More than 6 percent of working age adults receive SSDI or SSI disability payments; that aggregate number has grown steadily over the last 30 years, roughly tripling to 10 million individuals.1 Given the size and growth of this demographic, it is imperative that policymakers understand the impact of disability programs and the degree to which they influence recipients’ financial standing and quality of life. For example, the authors cite anecdotal evidence that shows how some landlords prefer SSDI/SSI recipients because of their steady source of income, and how such income proves more reliable for some recipients than most available jobs.

But anecdotes and theoretical assumptions are not enough to assess whether these programs are actually operating as intended. To address this evidence gap, the authors constructed what they believe is the first quasi-experimental study of the effects of US disability programs on outcomes that look beyond labor supply and mortality data. The authors built a new dataset that links administrative records from the SSDI and SSI programs to records on bankruptcy, foreclosure, eviction, home purchases, and home sales. In doing so, they present a first look at recipients’ financial well-being. These disruptive financial events occur irregularly but they have an outsized negative impact on recipients’ financial status and give key insights into fluctuations in recipients’ consumption.
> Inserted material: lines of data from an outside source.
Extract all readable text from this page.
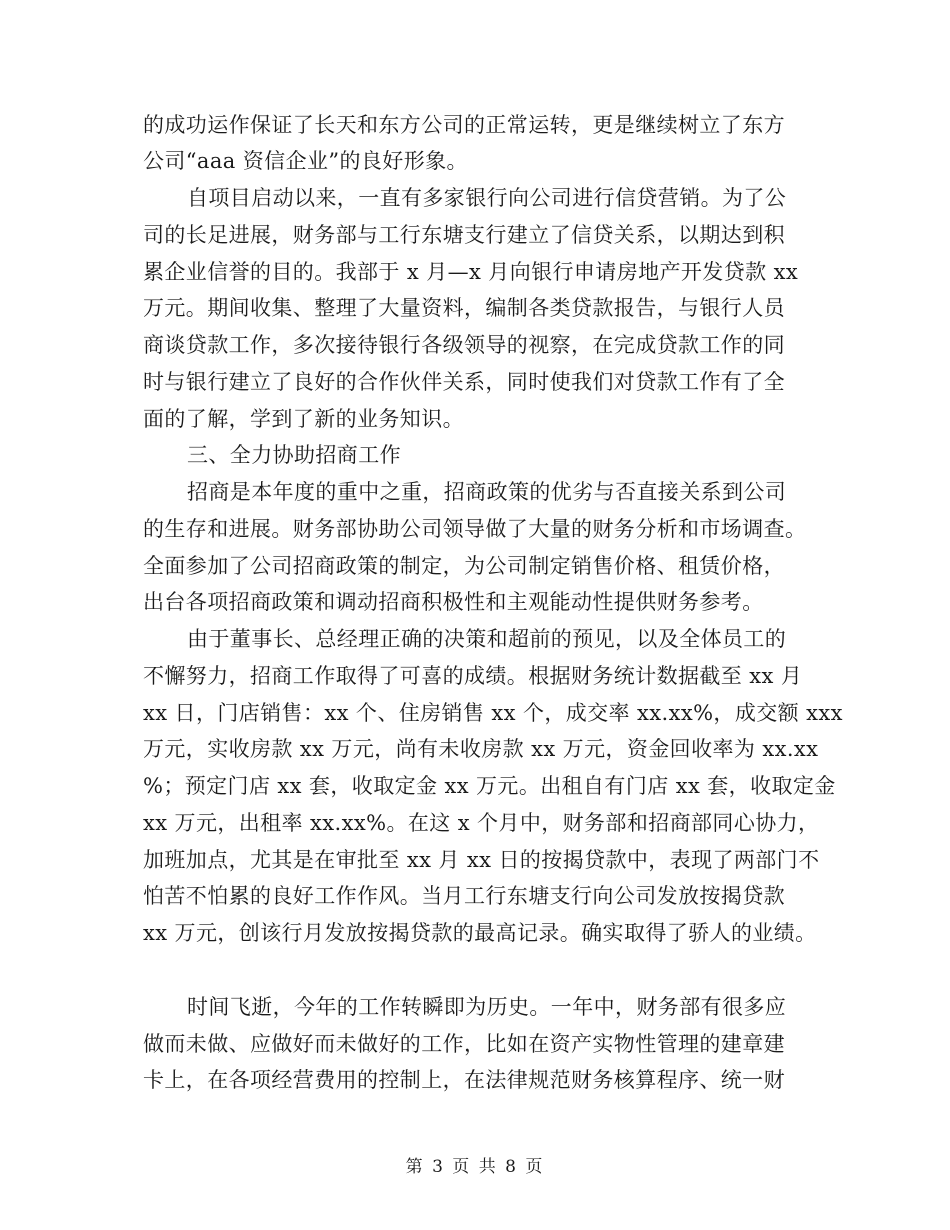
的成功运作保证了长天和东方公司的正常运转，更是继续树立了东方
公司“aaa 资信企业”的良好形象。
自项目启动以来，一直有多家银行向公司进行信贷营销。为了公
司的长足进展，财务部与工行东塘支行建立了信贷关系，以期达到积
累企业信誉的目的。我部于 x 月—x 月向银行申请房地产开发贷款 xx
万元。期间收集、整理了大量资料，编制各类贷款报告，与银行人员
商谈贷款工作，多次接待银行各级领导的视察，在完成贷款工作的同
时与银行建立了良好的合作伙伴关系，同时使我们对贷款工作有了全
面的了解，学到了新的业务知识。
三、全力协助招商工作
招商是本年度的重中之重，招商政策的优劣与否直接关系到公司
的生存和进展。财务部协助公司领导做了大量的财务分析和市场调查。
全面参加了公司招商政策的制定，为公司制定销售价格、租赁价格，
出台各项招商政策和调动招商积极性和主观能动性提供财务参考。
由于董事长、总经理正确的决策和超前的预见，以及全体员工的
不懈努力，招商工作取得了可喜的成绩。根据财务统计数据截至 xx 月
xx 日，门店销售：xx 个、住房销售 xx 个，成交率 xx.xx%，成交额 xxx
万元，实收房款 xx 万元，尚有未收房款 xx 万元，资金回收率为 xx.xx
%；预定门店 xx 套，收取定金 xx 万元。出租自有门店 xx 套，收取定金
xx 万元，出租率 xx.xx%。在这 x 个月中，财务部和招商部同心协力，
加班加点，尤其是在审批至 xx 月 xx 日的按揭贷款中，表现了两部门不
怕苦不怕累的良好工作作风。当月工行东塘支行向公司发放按揭贷款
xx 万元，创该行月发放按揭贷款的最高记录。确实取得了骄人的业绩。
时间飞逝，今年的工作转瞬即为历史。一年中，财务部有很多应
做而未做、应做好而未做好的工作，比如在资产实物性管理的建章建
卡上，在各项经营费用的控制上，在法律规范财务核算程序、统一财
第 3 页 共 8 页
Analysis of their dataset reveals three key facts:

  1. Applicants for disability programs experience bankruptcy, foreclosure, and eviction at rates higher than the general population. From this fact, the authors surmise that applicants likely experience higher rates of financial distress than others.
  2. Adverse financial events increase in the time leading to the application date, where they peak in occurrence. This finding suggests that applicants apply for disability benefits when they are in a state of financial distress.
  3. Relatedly, negative financial events occur less frequently for those who apply for benefits, even if they are rejected for disability payments, suggesting that such applicants find other means to address their financial needs.

The second and third facts show the importance of application dates and what they reveal about the state of financial distress faced by applicants. What are the causal effects of disability application on the financial outcomes of recipients? According to the authors’ analysis of the data, applicants who are allowed into the program are 30 percent less likely to experience bankruptcy over the following three years, 30 percent less likely to experience home foreclosure, and 20 percent are less likely to have to sell their home. Finally, as further evidence for the positive effects of disability application, the authors reveal that allowance into disability programs results in a 20 percent increase in home purchases.